Il y a quelques années Choka a lancé Dream Radio, c’est 101.5 si jamais vous passez à Mörön. Au début c’était un moyen détourné d’adresser des chansons à son ex. Les bières transvasées, il nous propose d’aller downtown pour passer au studio, au dernier étage d’un des quelques grattes ciels de cinq étages que compte le centre. Ce soir là, Mörön écoute Charles Trenet, il a un paquet de sons.
Les dernières heures du jour son un spectacle à Mörön. Puisque j’ai élu domicile dans la banlieue est, on ne se refait pas, la poussière des pistes se transforme en nuage d’or sur fond de soleil couchant qui irradie aussi les montagnes voisines et le monde du jeune berger de 20h.
Après une semaine à Mörön, j’ai quand même eu le sentiment d’avoir fait le tour de la question, et j’ai songé à mettre les voiles. Mais ça voulait dire laisser en chantier ma structrure sextagonale et ses colones de pot de fleurs en bouteilles recyclées qui constituait la raison d’être de mon volontariat et comme j’aime bien finir ce que j’ai commencé j’ai décidé de donner à Mörön une semaine de plus.
Bien m’en a pris, j’ai fini par développer une relative complicité avec la famille de la guesthouse malgré l’impossibilité de communiquer avec des mots. Et puis Saraa, la gérante anglophone, a fini par revenir et on a pu cuisiner et discuter un peu ensemble. C’est une femme engagée sur tous les fronts qui va se présenter en indépendante aux élections locales.
Un soir on est allé avec Choka et deux autres copains faire un karaoké, depuis le temps que j’en rêvais. A une table, deux nomades descendus en ville interprêtaient les hits de l’opéra variété mongol avec des envolées lyriques dignes de ce qu’ils avaient déjà bu. Dans notre alcôve, il y avait déjà quasiement autant de vodka sur la table que dans le dernier cul sec qu’on s’était jeté et mes amis se sont prêtés à l’exercice en habitués. Pukho voudrait que la prochaine fois que je repasse par Mörön je lui ramène un zippo, il rêve d’allumer ses clopes comme un cow boy.

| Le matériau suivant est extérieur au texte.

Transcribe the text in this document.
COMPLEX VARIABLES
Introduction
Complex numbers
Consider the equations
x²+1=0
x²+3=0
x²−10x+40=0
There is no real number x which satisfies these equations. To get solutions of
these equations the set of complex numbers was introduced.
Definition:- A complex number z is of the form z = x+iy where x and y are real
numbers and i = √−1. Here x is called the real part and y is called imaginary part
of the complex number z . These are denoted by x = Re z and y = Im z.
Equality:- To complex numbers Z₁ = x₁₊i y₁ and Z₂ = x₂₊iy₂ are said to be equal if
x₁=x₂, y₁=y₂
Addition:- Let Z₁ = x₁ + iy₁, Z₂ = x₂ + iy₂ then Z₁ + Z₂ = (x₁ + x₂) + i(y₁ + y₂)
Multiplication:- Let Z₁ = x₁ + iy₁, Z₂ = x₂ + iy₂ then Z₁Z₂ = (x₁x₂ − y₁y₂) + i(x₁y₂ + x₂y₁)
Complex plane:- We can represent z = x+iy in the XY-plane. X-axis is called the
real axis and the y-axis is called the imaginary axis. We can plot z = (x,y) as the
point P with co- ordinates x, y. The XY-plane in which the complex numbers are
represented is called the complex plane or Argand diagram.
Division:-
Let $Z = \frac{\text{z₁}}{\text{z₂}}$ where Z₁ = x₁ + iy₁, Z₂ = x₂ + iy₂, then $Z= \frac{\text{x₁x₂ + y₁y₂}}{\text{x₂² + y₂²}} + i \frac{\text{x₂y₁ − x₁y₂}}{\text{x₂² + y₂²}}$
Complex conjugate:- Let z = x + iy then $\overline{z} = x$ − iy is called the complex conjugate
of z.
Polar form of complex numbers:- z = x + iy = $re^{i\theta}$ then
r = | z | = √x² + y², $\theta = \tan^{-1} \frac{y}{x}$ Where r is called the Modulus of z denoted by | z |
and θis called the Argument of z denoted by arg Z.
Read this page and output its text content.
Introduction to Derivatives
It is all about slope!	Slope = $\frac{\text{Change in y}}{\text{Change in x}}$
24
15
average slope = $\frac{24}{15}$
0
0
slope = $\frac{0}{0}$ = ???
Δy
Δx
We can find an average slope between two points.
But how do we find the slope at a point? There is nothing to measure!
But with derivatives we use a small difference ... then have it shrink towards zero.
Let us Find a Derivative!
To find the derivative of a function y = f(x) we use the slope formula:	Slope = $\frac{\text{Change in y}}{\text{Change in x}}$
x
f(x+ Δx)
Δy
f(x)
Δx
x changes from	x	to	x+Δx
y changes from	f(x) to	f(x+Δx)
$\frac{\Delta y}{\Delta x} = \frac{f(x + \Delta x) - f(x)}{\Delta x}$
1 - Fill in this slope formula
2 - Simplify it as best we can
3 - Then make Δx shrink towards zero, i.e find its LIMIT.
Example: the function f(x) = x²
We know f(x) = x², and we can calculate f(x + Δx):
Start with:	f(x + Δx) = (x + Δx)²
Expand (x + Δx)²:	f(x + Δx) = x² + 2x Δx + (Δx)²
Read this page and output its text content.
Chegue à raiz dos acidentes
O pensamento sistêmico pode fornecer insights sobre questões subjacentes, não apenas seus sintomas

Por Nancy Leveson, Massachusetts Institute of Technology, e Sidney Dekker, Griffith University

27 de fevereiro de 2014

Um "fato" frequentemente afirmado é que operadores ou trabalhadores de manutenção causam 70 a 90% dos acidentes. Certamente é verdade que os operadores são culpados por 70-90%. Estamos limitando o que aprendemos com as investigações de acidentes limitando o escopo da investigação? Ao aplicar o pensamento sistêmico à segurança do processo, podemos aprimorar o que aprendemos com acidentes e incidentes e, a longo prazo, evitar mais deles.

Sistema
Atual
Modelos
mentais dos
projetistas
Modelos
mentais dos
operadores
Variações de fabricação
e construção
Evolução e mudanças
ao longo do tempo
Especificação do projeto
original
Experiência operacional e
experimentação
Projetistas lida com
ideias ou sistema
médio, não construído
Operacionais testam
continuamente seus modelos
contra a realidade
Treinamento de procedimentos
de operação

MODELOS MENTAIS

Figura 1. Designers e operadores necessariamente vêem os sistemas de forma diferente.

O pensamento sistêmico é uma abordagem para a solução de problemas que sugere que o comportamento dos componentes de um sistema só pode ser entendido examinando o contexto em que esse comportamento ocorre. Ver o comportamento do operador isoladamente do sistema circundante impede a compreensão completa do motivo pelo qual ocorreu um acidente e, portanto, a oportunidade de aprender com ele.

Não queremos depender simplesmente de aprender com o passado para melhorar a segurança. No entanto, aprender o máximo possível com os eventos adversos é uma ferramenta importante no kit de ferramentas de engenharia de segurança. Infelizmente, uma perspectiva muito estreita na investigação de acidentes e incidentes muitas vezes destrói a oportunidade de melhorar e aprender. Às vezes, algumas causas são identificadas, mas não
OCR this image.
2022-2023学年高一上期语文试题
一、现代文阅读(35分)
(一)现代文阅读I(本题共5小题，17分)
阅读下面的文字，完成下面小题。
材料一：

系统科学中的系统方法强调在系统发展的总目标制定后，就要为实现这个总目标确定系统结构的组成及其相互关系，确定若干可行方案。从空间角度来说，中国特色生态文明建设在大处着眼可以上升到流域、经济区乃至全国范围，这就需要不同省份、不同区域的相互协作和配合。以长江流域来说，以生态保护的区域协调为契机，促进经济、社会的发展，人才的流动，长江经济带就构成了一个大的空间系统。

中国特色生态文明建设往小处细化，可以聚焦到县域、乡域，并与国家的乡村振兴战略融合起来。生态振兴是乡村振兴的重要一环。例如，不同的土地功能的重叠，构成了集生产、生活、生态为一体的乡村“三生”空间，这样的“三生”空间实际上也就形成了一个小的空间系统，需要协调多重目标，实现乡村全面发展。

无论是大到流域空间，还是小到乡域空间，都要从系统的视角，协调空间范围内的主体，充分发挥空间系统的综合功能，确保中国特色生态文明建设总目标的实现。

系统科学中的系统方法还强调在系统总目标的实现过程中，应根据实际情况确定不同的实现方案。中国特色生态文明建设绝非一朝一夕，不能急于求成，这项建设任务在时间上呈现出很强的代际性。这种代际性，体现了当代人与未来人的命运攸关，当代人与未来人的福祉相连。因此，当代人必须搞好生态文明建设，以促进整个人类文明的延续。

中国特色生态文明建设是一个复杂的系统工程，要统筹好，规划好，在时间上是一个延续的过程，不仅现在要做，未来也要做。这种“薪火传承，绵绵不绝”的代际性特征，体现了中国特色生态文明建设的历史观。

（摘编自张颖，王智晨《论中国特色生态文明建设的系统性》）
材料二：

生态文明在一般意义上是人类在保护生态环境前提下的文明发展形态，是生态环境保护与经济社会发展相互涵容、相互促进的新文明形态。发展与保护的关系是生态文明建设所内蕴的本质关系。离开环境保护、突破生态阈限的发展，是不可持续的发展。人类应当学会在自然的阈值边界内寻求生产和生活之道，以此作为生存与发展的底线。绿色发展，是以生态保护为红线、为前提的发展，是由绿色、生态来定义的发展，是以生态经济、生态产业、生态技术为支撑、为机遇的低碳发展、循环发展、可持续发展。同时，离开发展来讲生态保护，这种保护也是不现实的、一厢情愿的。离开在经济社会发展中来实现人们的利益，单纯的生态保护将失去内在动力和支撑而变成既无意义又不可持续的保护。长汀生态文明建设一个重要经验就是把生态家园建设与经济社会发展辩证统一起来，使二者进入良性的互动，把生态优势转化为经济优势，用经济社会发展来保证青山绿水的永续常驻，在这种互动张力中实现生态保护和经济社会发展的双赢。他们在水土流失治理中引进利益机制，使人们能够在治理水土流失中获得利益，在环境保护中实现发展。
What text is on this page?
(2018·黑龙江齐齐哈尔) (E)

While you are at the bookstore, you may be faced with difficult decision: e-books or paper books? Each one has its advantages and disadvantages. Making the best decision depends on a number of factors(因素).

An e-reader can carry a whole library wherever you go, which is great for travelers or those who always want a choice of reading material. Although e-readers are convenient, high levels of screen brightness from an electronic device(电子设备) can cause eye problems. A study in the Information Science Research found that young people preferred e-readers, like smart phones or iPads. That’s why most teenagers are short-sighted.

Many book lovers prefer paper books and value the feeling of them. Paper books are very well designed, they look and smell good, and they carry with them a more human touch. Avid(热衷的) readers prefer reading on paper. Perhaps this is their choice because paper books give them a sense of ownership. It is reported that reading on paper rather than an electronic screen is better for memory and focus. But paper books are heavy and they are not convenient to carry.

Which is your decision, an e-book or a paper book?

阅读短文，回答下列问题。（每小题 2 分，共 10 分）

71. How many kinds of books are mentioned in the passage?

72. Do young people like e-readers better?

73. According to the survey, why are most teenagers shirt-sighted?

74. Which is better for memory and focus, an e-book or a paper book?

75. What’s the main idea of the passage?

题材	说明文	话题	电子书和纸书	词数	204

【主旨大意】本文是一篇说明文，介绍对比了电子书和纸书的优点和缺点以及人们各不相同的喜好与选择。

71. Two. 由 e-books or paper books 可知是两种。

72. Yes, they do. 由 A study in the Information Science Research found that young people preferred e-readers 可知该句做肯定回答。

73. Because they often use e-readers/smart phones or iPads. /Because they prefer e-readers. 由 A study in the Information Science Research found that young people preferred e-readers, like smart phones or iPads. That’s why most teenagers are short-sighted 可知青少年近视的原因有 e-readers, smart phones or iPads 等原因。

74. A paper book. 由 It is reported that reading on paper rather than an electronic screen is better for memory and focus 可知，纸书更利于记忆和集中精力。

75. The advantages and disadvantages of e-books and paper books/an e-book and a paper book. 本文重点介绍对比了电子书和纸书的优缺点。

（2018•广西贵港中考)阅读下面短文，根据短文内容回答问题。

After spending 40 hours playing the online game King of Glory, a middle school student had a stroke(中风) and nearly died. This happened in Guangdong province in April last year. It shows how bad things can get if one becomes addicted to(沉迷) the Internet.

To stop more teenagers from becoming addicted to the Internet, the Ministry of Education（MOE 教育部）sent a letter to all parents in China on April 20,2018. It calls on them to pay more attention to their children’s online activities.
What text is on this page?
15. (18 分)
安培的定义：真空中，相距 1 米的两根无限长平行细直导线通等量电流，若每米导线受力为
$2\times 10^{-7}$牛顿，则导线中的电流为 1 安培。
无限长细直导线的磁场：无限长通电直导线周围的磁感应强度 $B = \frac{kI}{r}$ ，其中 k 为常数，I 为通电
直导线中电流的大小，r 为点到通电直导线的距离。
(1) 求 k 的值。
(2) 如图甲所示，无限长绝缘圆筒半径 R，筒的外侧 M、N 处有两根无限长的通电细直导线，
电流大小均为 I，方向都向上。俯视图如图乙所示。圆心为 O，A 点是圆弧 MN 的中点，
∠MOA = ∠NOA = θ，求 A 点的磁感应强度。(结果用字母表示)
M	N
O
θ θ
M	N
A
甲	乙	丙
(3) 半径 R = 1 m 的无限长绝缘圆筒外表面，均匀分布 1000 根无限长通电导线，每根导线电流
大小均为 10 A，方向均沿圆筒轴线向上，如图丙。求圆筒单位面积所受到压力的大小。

Le dernier jour, mes deux amis du karaoké m’ont emmené à la rivière, c’est l’endroit où on passe ses dimanches après midis l’été. Une ronde de gens chantent derrière nous, décidément, c’est quelque chose ici. Ils m’ont parlé de femmes et on a été s’envoyer des boodz, les raviolis locaux à la viande et son gras, et on a passé un bien bel après midi.
Avant de partir de la guesthouse se matin là, Sandoya m’a préparé le petit déjeuner. On n’a pas parlé plus que d’habitude parcequ’on pouvait toujours pas mais on se comprenait en silence comme deux vieux. Elle savait que je préférais les oeufs bien grillés et moi je savais quee je devais aller faire un tour à la fontaine pour remplir le bac à eau. Au moment de se dire au revoir on ne savait pas trop comment faire mais quand j’ai proposé l’accolade ça lui allait aussi pour conclure qu’on avait passé de bons moments ensemble. Elle m’a regardé du pas de la porte jusqu’à ce que je monte dans le taxi en lui adressant un dernier coucou.